Cooking with Vegetable Oil Linked to Cancer and Other Diseases, Experts Reveal

Vegetable oil, when heated releases toxic chemicals linked to cancer and other diseases according to the latest research. Compared to warming up butter, olive oil and lard in tests created much lower levels of aldehydes. Coconut oil released the lowest levels of the harmful chemicals. Through The Telegraph, experts recently suggest that food should be fried or cooked in olive oil, coconut oil, butter or even lard as a substitute.

Aldehydes, a chemical linked to diseases such as cancer, heart disease and dementia are produced when vegetable oil is heated as discovered by the experts.

The research of Martin Grootveld, a professor of bioanalytical chemistry and chemical pathology, showed "a typical meal of fish and chips", fried in vegetable oil, had as much as 100 to 200 times more toxic aldehydes than the safe daily limit set by the World Health Organization.

To support this discovery, a separate research from a University of Oxford professor was conducted. Professor John Stein, Oxford's emeritus professor of neuroscience, said that partly as a result of corn and sunflower oils, "the human brain is changing in a way that is as serious as climate change threatens to be". This suggested that the fatty acids in vegetable oils are contributing to other health problems.

Professor Stein trusts that considering vegetable oils are rich in omega 6 acids, they are contributing to a reduction in critical omega 3 fatty acids in the brain by replacing them.

He said: "If you eat too much corn oil or sunflower oil, the brain is absorbing too much omega 6, and that effectively forces out omega 3."

"I believe the lack of omega 3 is a powerful contributory factor to such problems as increasing mental health issues and other problems such as dyslexia."

As recommended by NHS, find an alternative for "foods high in saturated fat with lower-fat versions". NHS also warns against frying food in butter or lard, suggesting corn oil, sunflower oil and rapeseed oil instead.
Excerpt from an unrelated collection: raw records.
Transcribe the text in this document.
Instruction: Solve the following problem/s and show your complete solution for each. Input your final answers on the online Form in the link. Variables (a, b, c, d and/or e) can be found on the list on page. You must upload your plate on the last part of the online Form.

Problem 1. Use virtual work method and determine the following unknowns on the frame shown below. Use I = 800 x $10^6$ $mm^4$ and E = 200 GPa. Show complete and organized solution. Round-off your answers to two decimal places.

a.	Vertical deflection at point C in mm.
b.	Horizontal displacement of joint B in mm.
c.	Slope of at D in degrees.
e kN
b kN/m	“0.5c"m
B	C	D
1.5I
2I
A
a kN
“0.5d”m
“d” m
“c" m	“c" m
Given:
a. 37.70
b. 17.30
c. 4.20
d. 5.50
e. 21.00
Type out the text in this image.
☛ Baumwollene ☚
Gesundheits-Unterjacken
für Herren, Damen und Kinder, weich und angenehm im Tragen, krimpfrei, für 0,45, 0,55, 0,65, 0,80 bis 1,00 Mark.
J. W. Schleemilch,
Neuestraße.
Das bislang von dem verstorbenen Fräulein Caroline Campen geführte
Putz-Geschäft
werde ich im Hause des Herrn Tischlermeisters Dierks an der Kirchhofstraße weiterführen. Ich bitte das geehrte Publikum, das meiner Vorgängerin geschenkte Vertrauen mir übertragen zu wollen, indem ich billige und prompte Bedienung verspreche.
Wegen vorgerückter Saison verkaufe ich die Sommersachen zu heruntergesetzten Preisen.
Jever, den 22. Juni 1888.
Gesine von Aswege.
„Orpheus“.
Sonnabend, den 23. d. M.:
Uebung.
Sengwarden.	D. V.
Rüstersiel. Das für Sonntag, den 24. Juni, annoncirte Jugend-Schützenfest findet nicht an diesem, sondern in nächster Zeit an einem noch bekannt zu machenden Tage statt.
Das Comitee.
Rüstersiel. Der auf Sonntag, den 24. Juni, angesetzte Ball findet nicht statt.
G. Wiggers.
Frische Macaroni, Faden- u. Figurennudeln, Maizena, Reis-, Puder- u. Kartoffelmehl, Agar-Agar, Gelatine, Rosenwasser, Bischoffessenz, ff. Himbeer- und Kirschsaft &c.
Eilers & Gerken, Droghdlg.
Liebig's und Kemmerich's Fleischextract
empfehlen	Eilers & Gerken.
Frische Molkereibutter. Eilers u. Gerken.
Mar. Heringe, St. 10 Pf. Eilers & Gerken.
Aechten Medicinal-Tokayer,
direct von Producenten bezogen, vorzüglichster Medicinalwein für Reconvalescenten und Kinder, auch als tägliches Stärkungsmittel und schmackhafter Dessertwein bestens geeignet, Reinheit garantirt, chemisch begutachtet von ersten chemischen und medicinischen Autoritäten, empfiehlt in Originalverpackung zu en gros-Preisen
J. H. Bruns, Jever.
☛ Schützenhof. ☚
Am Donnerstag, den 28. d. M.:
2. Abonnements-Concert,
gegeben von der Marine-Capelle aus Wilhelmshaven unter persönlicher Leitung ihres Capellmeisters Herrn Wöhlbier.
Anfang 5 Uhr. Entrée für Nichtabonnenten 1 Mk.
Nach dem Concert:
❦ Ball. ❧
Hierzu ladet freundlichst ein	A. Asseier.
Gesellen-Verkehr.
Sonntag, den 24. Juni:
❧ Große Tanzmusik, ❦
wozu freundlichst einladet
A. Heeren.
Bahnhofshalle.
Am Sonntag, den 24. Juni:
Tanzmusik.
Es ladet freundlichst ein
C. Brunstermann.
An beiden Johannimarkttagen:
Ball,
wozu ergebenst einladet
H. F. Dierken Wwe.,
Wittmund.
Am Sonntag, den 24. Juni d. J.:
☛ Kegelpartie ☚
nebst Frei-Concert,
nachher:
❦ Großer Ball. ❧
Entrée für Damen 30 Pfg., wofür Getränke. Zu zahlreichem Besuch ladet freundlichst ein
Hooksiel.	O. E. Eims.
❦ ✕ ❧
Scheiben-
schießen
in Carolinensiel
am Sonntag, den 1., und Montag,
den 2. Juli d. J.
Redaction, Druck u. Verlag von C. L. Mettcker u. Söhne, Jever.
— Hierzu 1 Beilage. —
Saturated fats raise cholesterol levels, increasing the risk of heart disease.

However Prof Grootveld, of De Montfort University in Leicester, who conducted several experiments, said: "People have been telling us how healthy polyunsaturates are in corn oil and sunflower oil. But when you start messing around with them, subjecting them to high amounts of energy in the frying pan or the oven, they undergo a complex series of chemical reactions which results in the accumulation of large amounts of toxic compounds."

Prof Grootveld's team measured levels of "aldehydic lipid oxidation products" (LOPs), produced when oils were warmed in different temperatures. The research revealed that coconut oil released the lowest levels of aldehydes, and three times more aldehydes were produced when heating corn oil and sunflower oil than butter.